In the past,  women demanded something in return for giving sex to a man.   Marriage,  money,  something.  It's a product of our times that women now think it's fine to give it away for free - and you find,  it hurts. Women hurt giving it away free.  Women are geared to commit,  of FGS get SOMETHING for their willingness to have sex,  while men are just praying to God women will give it to them,  and so they're willing to pay money or commitment for it.
Helpful - 0
Avatar universal
We did use condom every time, but still very nervous.He had test scheduled by the end of July ( which he said test twice a year),,,but I can't wait that long and very unlikely ask him get tested right away...almost every time I bring up this topic, it def end up being pissed off for both of us.

We've decided not see each other twice. We said " this is our last  time", it turned out it was never be the last time.
Helpful - 0
187316 tn?1386356682
Well if you already had sex with him its a little late to worry about stds. If you feel better have him get tested and show you also wear condoms.
Helpful - 0
Avatar universal
Thanks for your reply.
Forgot to say, there is another issue hanging over in my mind,  which makes me hesitate to be friends with benefit with him.

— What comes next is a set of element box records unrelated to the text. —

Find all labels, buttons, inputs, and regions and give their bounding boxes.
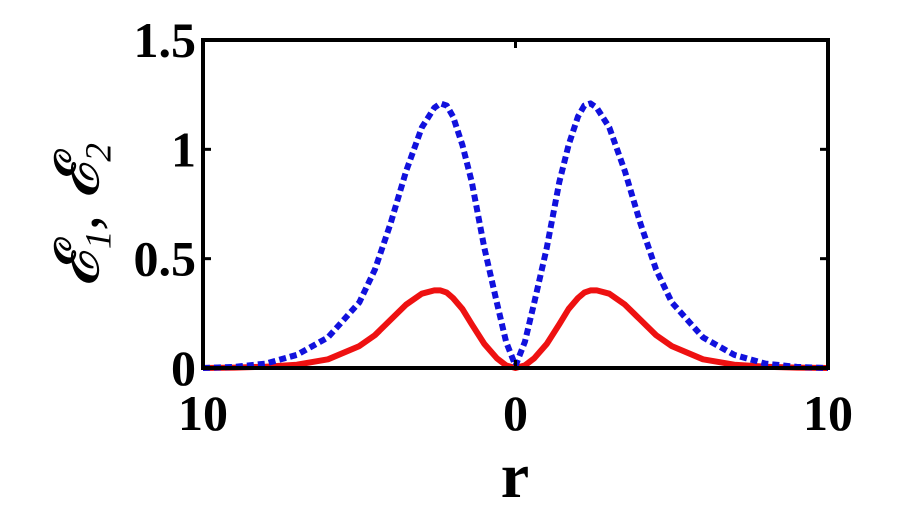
x-axis-label: r xyxy=(501,440,529,511)
x-tick-label-0: 10 xyxy=(178,385,228,441)
x-tick-label-2: 10 xyxy=(803,385,853,441)
x-tick-label-1: 0 xyxy=(503,385,528,441)
y-tick-label-0: 0 xyxy=(171,340,196,396)
ticks-layer xyxy=(201,38,830,370)
plot-frame xyxy=(201,38,830,370)
y-tick-label-1: 0.5 xyxy=(134,231,197,287)
series-line-2 xyxy=(202,100,829,371)
y-tick-label-2: 1 xyxy=(171,121,196,177)
y-tick-label-3: 1.5 xyxy=(134,12,197,68)
series-layer xyxy=(202,100,829,371)
y-axis-label: 𝓔₁, 𝓔₂ xyxy=(44,142,112,287)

I am very very concerned about health. I did ask him about his STD status couple of times, he was like "  I am clean, got tested twice a yr". And he is organized and clean( I went to his place).But still, For me,how could I know he truly responded instead of giving answers I am willing to hear.

I think it's time to make up my mind, I know am an adult but still act like a teenager for this stupid stuff....honestly,,I am not looking for relationship from him either.
Helpful - 0
187316 tn?1386356682
Its not really a hard decision. If you enjoy having sex with him and you don't want a relationship then just have we'd with him. You're an adult its your decision. If however you do want a relationship then you need to tell him that instead of just going with the flow. If you don't want to have a relationship and really don't want to have sex then tell him that you value his friendship but you not want it to be sexual at all. Either he stays your friend or he doesn't but if he doesn't respect any of your wishes on your situation then forget about him.